Joe McKeehen can't hang on, Qing Liu takes WPT Venetian

Qing Liu Joe McKeehen
Jon Sofen
Posted on: March 10, 2021 11:13 PST

Joe McKeehen held a massive chip lead at one point during the WPT Venetian final table but couldn't close it out. The 2015 World Series of Poker Main Event champion fell just one spot shy of his first World Poker Tour title.

Luck simply wasn't on the Philadelphia native's side late in the $5,000 buy-in tournament in Las Vegas. Qing Liu, however, had all the luck on his side late and took down the major poker event for $752,880, the largest live tournament score Las Vegas has seen since COVID-19.

Tuesday was quite an eventful day for the WPT Venetian. The craziness ensued hours before the session even began. First off, Jared Jaffee dropped a bombshell on the poker community as he shared details about an odd structure that occurred late on Day 3.

Jaffee busted in 8th place on Monday and then took to Twitter to blast the WPT, WPT Executive Tour Director Matt Savage, and the Venetian for splitting the tables up four and four with eight players remaining.

He felt the move was odd, and that play should have continued at eight-handed. But the structure sheet for the tournament permits the tournament director (Savage or Venetian's TD Tommy LaRosa) to call the shots at their own discretion as the final table approached.

Many poker players bashed Savage for redrawing seats for eight-handed.
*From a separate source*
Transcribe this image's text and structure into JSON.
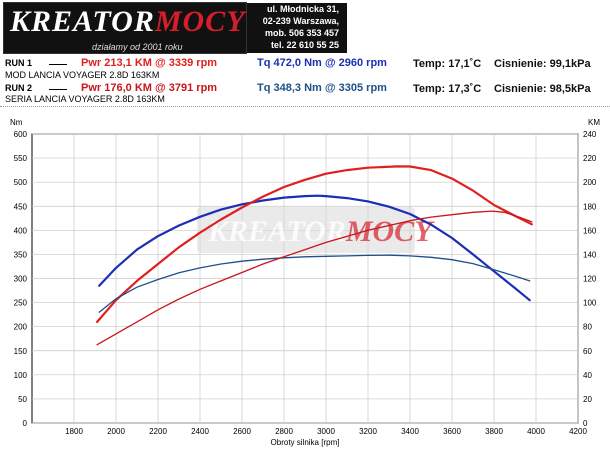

They argued that doing so was unfair to the short stacks because the blinds come around much faster four-handed than eight-handed. But Savage told he made the decision to split play into two tables to prevent certain players from trying to fold to the final table, which would slow down the action. By splitting up the tables, short stacks were forced to play hands instead of just trying to fold their way to the final table.

If that wasn't enough drama heading into the final table, Fedor Holz dropped a second bombshell on poker Twitter. About four hours prior to the start of play, he informed the poker community that his friend Roland Rokita, who was second in chips, had a medical emergency and was headed to the hospital for an operation.

The medical condition of the player wasn't released, but thankfully it appears he is fine. The other five players at the table all agreed to hold off play until he was ready to go. Rokita arrived at the Venetian after seeking medical attention, and play resumed at 3 pm PT, just one hour late.

Finally ready to play poker

Trace Henderson was the first to go on Tuesday in 6th place for $155,865. Kou Vang was next, out in 5th place for $204,430. Jack Hardcastle, who entered the final table with the smallest stack, took home $271,050 for 4th place. Rokita, who appeared healthy during the final table, battled it out and was eliminated in 3rd place, good for $363,265.

That set up a heads-up match between Joe McKeehen and Qing Liu. McKeehen had over 60 percent of the chips in play at one point with three players left. When heads-up play began, he still held a 2-1 chip advantage.

But that chip lead quickly evaporated. Liu won nearly every hand during heads-up play. He finished things off with a bad beat (K-4 beat K-7) and took down his first World Poker Tour title for $752,880.

McKeehen, who now has over $17 million in live tournament cashes, earned $491,960 for 2nd place. But he fell just short of his goal of going from world champion to World Poker Tour champion. On a positive note for the 2015 WSOP Main Event winner, he'll have plenty more opportunities to win a WPT event.